В ответ он заверил меня, что его интересует только жребий Габсбургов. Если мне удастся прозреть судьбы войны с турками и то, какую политику Рудольфу надлежит вести с Папой Римским, он сумеет облечь мое предсказание в форму гороскопа и окажется избавлен от этой задачи. Взамен он мне обеспечит полную секретность (можно было подумать, будто он оказывает мне чрезвычайную милость, хотя от этой секретности всецело зависел успех его хитроумного плана). Его семья, помощники, Кеплер — все по-прежнему будут скрывать, что я существую. Причина, на которую он ссылался, требуя от домочадцев молчания, была достаточно убедительна для всех (кроме Тенгнагеля, ибо он меня терпеть не мог). «Йеппе, — говорил он им, — не до такой степени карлик, чтобы заинтересовать императора. Но стоит ему проведать, что он носит на себе мертвого брата, и вы будете лишены его общества, император пожелает, чтобы такой феномен принадлежал только ему».

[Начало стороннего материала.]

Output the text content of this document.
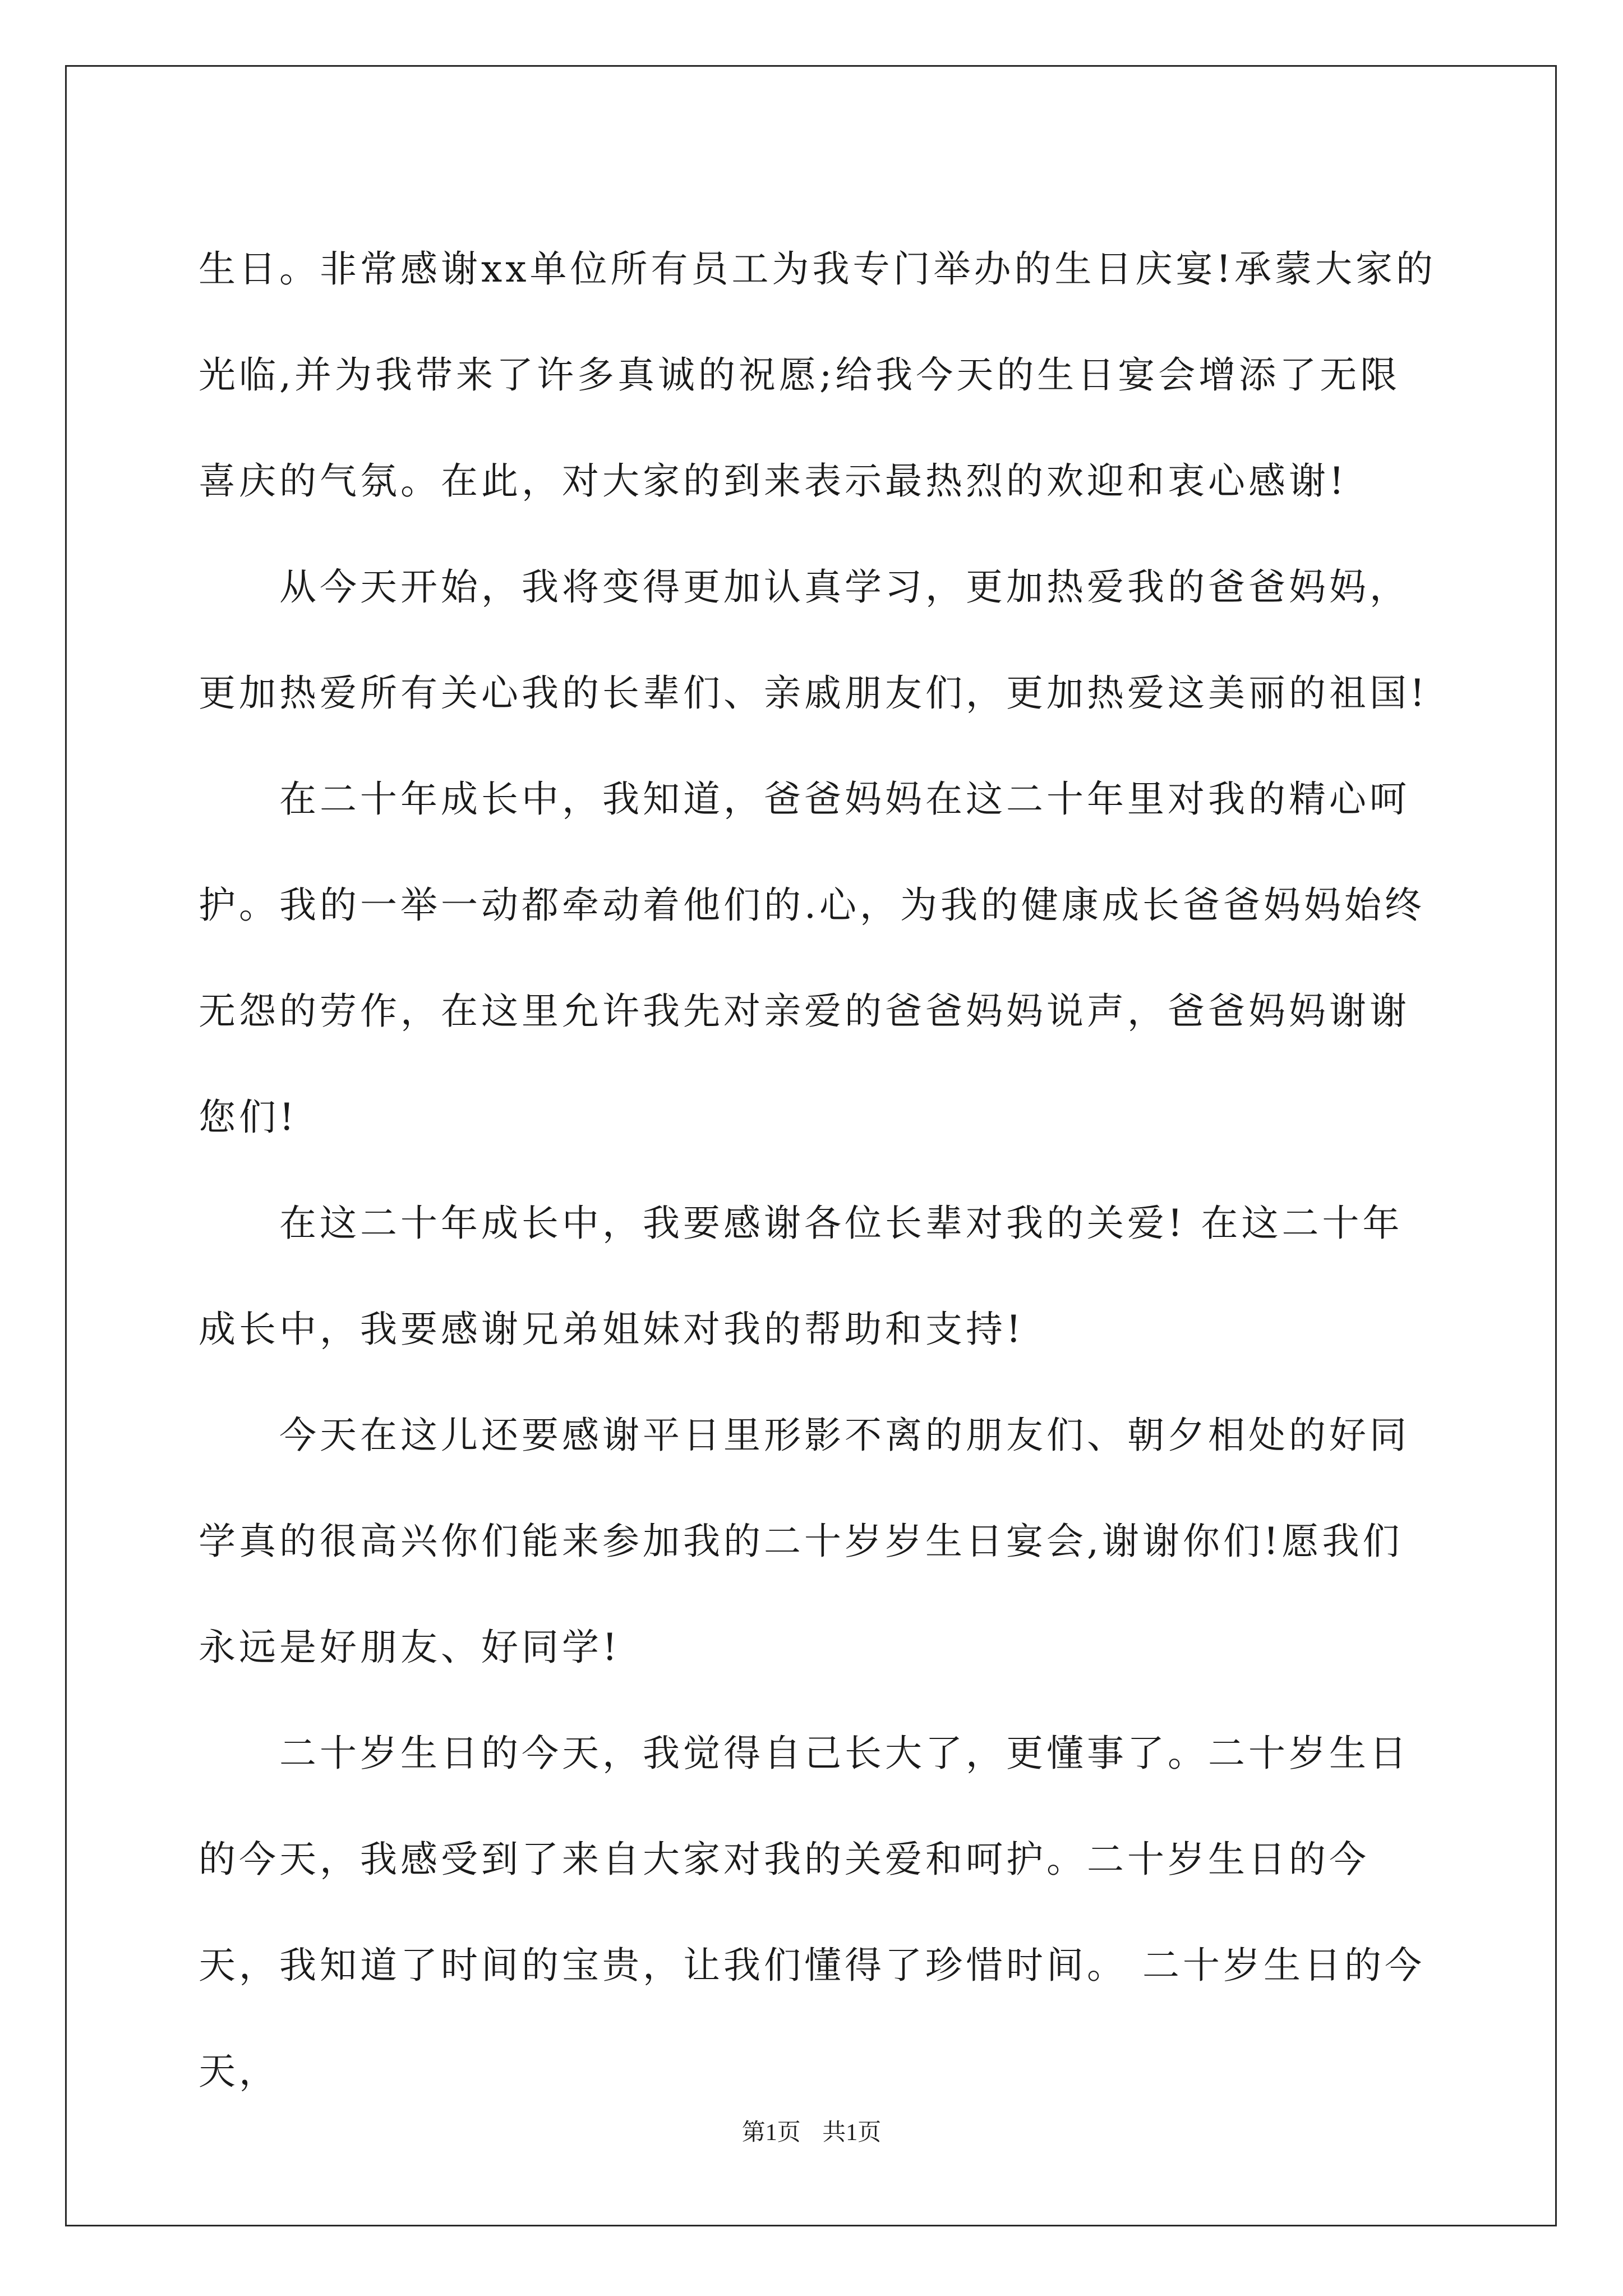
生日。非常感谢xx单位所有员工为我专门举办的生日庆宴!承蒙大家的光临,并为我带来了许多真诚的祝愿;给我今天的生日宴会增添了无限喜庆的气氛。在此，对大家的到来表示最热烈的欢迎和衷心感谢!

从今天开始，我将变得更加认真学习，更加热爱我的爸爸妈妈，更加热爱所有关心我的长辈们、亲戚朋友们，更加热爱这美丽的祖国!

在二十年成长中，我知道，爸爸妈妈在这二十年里对我的精心呵护。我的一举一动都牵动着他们的.心，为我的健康成长爸爸妈妈始终无怨的劳作，在这里允许我先对亲爱的爸爸妈妈说声，爸爸妈妈谢谢您们!

在这二十年成长中，我要感谢各位长辈对我的关爱! 在这二十年成长中，我要感谢兄弟姐妹对我的帮助和支持!

今天在这儿还要感谢平日里形影不离的朋友们、朝夕相处的好同学真的很高兴你们能来参加我的二十岁岁生日宴会,谢谢你们!愿我们永远是好朋友、好同学!

二十岁生日的今天，我觉得自己长大了，更懂事了。二十岁生日的今天，我感受到了来自大家对我的关爱和呵护。二十岁生日的今天，我知道了时间的宝贵，让我们懂得了珍惜时间。 二十岁生日的今天，

第1页 共1页
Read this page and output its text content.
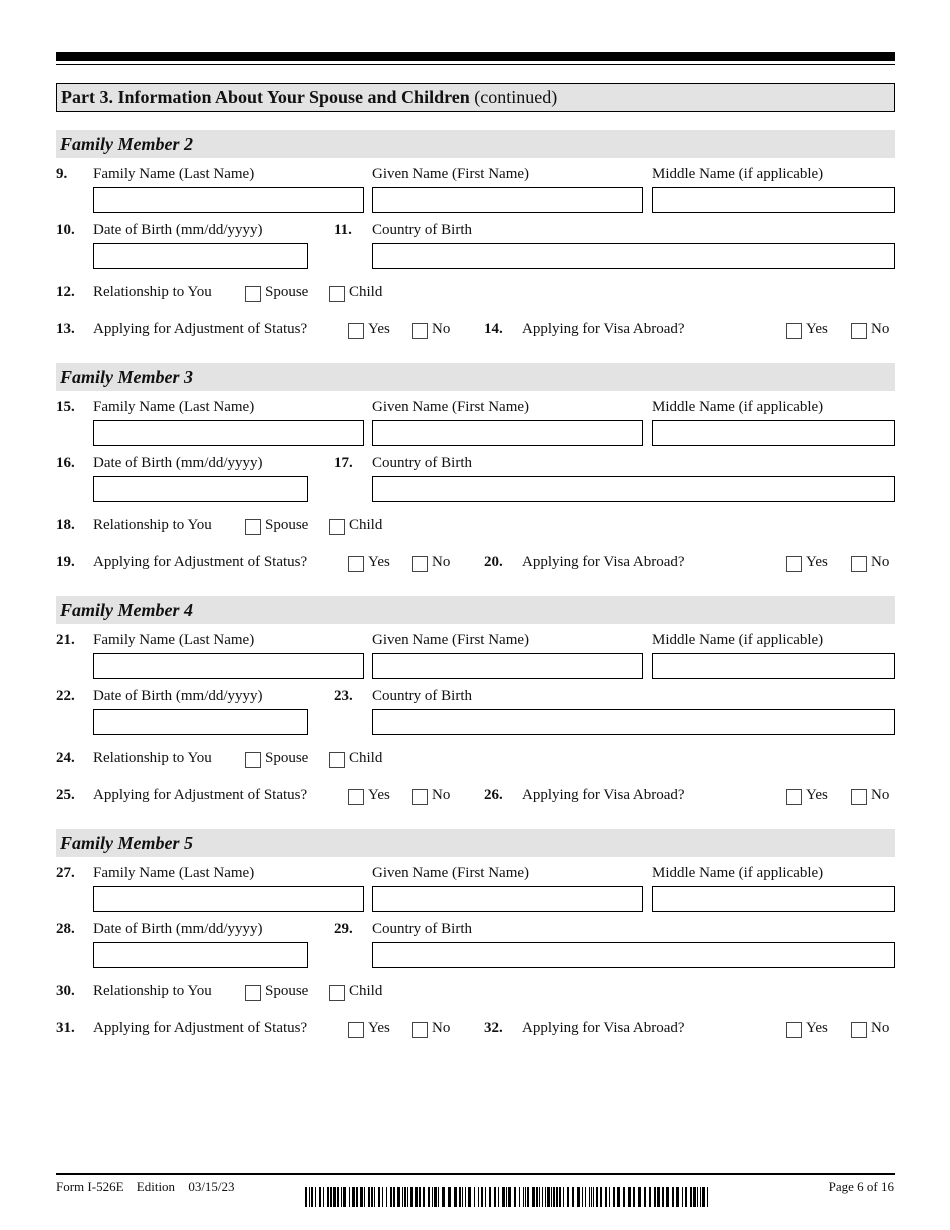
Part 3. Information About Your Spouse and Children (continued)
Family Member 2
9. Family Name (Last Name)	Given Name (First Name)	Middle Name (if applicable)
10. Date of Birth (mm/dd/yyyy)	11. Country of Birth
12. Relationship to You	Spouse	Child
13. Applying for Adjustment of Status?	Yes	No 14. Applying for Visa Abroad?	Yes	No
Family Member 3
15. Family Name (Last Name)	Given Name (First Name)	Middle Name (if applicable)
16. Date of Birth (mm/dd/yyyy)	17. Country of Birth
18. Relationship to You	Spouse	Child
19. Applying for Adjustment of Status?	Yes	No 20. Applying for Visa Abroad?	Yes	No
Family Member 4
21. Family Name (Last Name)	Given Name (First Name)	Middle Name (if applicable)
22. Date of Birth (mm/dd/yyyy)	23. Country of Birth
24. Relationship to You	Spouse	Child
25. Applying for Adjustment of Status?	Yes	No 26. Applying for Visa Abroad?	Yes	No
Family Member 5
27. Family Name (Last Name)	Given Name (First Name)	Middle Name (if applicable)
28. Date of Birth (mm/dd/yyyy)	29. Country of Birth
30. Relationship to You	Spouse	Child
31. Applying for Adjustment of Status?	Yes	No 32. Applying for Visa Abroad?	Yes	No
Form I-526E Edition 03/15/23	Page 6 of 16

Магдалена добавила, что у меня имеются таланты куда посущественней, нежели двойственность моей природы и ловкость, которую я проявляю в играх с запоминанием. Она-то знала, что отец использует меня при составлении пророчеств для нужд дворца. Что до Кеплера, который всю осень составлял гороскопы для придворных вельмож и жил на средства, выделяемые моим господином из милости, он бы никогда и помыслить не осмелился, что Тихо Браге способен подобным образом добиваться благосклонности Рудольфа Габсбурга, опираясь в этом деле скорее на волшебство, чем на науку. Однако же так оно и было.
Тщетно я напоминал хозяину о клятве, к которой он же сам меня когда-то принудил.
«Я же сказал, что освобождаю тебя от нее, — отмахивался он. — Говори, пей что хочешь, хоть пиво, хоть вино, только говори!»
Мы стояли на террасе, что возвышалась над городом. То был день Рождества, год, а с ним заодно и век близились к своему концу, туман от реки наполнял долину, как ледяное море — заливы Исландии, и все, что Провидению угодно было открыть мне, вошло в мою душу. Я содрогнулся от ужаса.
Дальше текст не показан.